Who wouldn't want to come to that time when you don't have to work for money?, but you work to learn, because money works for you. This is one of the many lessons that Father Rico, Poor Father of Robert Kiyosaki, contains, the most successful personal finance book of all time. The basic ideas of losing the fear of money, learning about finance and finding ways to achieve financial independence, that is that your assets generate the money you need to live without the need to work, seem frankly good and encourage you to continue learning about it. 

RICH FATHER POOR FATHER

ROBERT KIYOSAKI

By Carlos Rangel (Yoors Blogger)

Under the caption of “What do the rich teach their children that the poor and the middle class don't”, Robert Kiyosaki's well-known and highly sold book of rich father poor father, invites us to learn how to understand money in another way, a rather shocking. I tell you in this summary of Father Rich Poor Father. The book tells the teachings of the author's “2 parents”, the biological teacher who defends the system of studying, working, working more and you will come something, and the father of a friend who instructs him in the art of putting money to work for you. About this basically revolves the book, the duality between working for money or making money work for you.

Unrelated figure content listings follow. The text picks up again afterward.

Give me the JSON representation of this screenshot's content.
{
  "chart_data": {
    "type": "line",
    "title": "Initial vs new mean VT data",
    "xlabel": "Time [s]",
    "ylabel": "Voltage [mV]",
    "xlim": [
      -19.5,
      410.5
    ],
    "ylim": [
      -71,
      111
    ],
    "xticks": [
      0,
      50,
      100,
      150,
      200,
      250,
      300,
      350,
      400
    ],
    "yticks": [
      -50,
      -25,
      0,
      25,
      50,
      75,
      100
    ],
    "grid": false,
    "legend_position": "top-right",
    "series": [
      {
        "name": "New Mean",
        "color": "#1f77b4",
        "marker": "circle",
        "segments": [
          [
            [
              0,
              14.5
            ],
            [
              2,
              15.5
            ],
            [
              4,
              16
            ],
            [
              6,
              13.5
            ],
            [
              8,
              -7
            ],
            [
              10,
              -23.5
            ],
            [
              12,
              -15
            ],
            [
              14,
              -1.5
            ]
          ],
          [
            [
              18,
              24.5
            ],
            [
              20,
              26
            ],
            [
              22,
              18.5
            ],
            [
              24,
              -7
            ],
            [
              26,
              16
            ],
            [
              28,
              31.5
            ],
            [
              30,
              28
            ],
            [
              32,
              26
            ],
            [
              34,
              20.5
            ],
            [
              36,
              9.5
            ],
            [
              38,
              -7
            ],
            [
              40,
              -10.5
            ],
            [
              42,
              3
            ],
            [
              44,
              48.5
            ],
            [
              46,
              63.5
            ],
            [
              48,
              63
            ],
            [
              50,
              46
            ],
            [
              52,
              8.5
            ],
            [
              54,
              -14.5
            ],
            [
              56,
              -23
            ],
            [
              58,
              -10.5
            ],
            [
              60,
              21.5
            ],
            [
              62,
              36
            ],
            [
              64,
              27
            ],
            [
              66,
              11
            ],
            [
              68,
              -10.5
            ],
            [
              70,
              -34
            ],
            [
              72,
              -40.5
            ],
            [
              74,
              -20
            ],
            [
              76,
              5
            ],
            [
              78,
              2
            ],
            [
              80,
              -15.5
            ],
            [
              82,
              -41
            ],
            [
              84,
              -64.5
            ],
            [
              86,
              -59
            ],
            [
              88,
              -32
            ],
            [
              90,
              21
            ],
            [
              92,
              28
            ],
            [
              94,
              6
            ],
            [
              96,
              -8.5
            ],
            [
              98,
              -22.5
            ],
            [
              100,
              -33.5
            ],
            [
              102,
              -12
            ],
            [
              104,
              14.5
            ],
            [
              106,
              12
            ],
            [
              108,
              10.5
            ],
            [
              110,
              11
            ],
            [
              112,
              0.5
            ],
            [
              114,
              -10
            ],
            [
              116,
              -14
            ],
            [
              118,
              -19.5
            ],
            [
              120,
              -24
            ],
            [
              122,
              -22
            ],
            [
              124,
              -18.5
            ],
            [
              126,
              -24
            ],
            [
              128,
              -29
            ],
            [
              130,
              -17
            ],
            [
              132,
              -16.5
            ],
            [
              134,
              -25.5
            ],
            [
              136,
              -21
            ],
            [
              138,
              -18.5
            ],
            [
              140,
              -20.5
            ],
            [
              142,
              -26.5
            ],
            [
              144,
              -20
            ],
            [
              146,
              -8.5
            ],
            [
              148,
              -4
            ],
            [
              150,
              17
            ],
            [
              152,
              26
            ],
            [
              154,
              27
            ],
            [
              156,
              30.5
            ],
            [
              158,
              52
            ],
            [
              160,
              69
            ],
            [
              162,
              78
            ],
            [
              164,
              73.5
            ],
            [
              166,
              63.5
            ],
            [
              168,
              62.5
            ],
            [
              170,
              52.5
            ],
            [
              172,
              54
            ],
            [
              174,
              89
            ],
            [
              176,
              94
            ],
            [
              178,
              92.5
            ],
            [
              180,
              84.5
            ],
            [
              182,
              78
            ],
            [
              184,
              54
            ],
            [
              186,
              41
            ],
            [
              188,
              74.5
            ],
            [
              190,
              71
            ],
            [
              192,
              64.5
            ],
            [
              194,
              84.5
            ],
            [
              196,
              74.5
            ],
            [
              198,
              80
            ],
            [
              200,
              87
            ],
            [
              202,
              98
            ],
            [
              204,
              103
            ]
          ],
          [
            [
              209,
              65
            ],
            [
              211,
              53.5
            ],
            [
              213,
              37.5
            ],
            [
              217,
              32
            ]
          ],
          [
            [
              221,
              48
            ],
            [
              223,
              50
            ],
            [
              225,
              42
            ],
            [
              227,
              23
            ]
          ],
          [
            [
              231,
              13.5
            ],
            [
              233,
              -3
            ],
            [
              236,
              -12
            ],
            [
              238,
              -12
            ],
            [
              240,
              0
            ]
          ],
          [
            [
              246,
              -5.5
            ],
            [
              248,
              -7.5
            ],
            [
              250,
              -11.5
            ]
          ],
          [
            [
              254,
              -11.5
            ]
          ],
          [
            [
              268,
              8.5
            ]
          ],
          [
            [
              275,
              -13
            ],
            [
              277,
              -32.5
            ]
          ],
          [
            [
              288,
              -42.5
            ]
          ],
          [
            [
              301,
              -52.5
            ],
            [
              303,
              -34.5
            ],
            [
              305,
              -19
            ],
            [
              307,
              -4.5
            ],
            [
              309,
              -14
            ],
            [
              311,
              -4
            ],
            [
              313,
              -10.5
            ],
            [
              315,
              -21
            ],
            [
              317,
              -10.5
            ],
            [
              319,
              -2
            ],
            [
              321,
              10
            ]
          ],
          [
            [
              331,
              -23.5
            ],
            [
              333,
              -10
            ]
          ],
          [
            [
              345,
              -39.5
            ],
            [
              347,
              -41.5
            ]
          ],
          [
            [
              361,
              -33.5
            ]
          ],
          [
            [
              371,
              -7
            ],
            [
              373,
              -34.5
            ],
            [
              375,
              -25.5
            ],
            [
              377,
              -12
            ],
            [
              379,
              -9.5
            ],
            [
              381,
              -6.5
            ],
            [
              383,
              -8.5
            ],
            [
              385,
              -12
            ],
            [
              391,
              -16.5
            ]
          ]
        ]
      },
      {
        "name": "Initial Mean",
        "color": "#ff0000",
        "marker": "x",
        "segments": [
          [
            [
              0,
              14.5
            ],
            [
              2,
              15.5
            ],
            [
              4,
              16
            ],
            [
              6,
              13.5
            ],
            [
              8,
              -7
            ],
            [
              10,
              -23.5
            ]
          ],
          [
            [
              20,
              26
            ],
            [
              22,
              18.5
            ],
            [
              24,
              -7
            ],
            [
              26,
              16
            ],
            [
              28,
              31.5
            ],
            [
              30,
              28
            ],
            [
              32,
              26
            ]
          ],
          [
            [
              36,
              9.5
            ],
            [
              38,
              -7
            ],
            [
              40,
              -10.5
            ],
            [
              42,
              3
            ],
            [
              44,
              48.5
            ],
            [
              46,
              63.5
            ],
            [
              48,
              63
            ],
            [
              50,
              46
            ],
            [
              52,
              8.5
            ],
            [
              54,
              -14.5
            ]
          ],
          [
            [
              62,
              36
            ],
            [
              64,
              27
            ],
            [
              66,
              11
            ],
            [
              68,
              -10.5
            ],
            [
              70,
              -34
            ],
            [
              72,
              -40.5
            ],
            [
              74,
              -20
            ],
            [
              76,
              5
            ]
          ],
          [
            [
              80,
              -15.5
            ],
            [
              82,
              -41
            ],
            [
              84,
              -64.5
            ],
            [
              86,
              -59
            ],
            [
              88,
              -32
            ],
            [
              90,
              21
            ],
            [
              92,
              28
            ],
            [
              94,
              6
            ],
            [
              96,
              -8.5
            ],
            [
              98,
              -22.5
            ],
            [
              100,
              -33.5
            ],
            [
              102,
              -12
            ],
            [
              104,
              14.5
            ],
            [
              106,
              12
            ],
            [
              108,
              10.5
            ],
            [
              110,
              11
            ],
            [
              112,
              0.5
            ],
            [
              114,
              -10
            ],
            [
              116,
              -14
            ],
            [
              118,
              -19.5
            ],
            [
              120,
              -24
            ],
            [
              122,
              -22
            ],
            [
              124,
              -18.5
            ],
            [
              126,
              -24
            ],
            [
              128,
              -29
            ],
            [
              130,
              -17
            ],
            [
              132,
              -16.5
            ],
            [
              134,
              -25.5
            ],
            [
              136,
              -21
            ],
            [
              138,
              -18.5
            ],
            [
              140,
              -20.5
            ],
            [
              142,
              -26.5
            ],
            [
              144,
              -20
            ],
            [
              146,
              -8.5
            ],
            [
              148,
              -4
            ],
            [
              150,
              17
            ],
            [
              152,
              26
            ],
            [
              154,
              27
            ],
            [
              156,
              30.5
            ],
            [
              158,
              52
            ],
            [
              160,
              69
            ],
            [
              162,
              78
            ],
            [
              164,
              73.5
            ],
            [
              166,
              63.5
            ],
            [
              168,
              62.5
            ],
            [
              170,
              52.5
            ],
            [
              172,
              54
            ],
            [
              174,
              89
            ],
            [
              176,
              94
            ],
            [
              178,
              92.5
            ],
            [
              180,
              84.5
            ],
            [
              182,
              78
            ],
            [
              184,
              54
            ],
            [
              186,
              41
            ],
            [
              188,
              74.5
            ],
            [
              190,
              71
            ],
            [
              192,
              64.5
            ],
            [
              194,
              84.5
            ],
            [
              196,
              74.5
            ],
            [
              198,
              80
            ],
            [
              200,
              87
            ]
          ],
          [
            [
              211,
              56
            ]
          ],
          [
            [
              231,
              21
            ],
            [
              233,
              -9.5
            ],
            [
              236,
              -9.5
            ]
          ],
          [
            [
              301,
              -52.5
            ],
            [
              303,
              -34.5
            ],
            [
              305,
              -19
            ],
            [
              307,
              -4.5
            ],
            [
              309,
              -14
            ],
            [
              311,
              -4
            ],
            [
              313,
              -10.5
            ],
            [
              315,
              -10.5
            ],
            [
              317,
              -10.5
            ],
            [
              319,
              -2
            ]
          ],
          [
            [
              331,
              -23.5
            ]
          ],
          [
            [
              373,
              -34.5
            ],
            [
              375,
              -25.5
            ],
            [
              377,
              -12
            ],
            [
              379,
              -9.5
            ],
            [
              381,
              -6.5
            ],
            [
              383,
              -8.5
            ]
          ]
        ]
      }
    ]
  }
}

Kiyosaki explains his speculative practices, buying and selling houses sometimes on the same day, and using money to keep buying more homes. It couldn't be done so cheerfully here because you'd be crackled to taxes. He also talks a lot about taxes and how the poor pay many while the rich hide in societies and other “triquinuelas” to minimize their payment. Here you enter swampy terrain when talking about maximizing the company's expenses including practically personal things, in order to have a lower profit and thus pay less. It is true that it is based on a basic concept, wage earners first pay taxes and then collect, and pay more taxes, while corporations pay taxes (that of corporations) at the end of the year once only on profits; however the use it wants to give it touches on sensitive issues. He talks about some other things but always going around these concepts, always affecting the differences between rich and poor when it comes to having a knowledge of finance.

I wouldn't recommend it to everyone, but trying to get out of the rat race that our society has become, earn more to borrow more and so in loop, is always better than standing still as we are seeing it happens even in the most complex times.

Tell me what you think of this book? would you read it? Let me know below in the comments.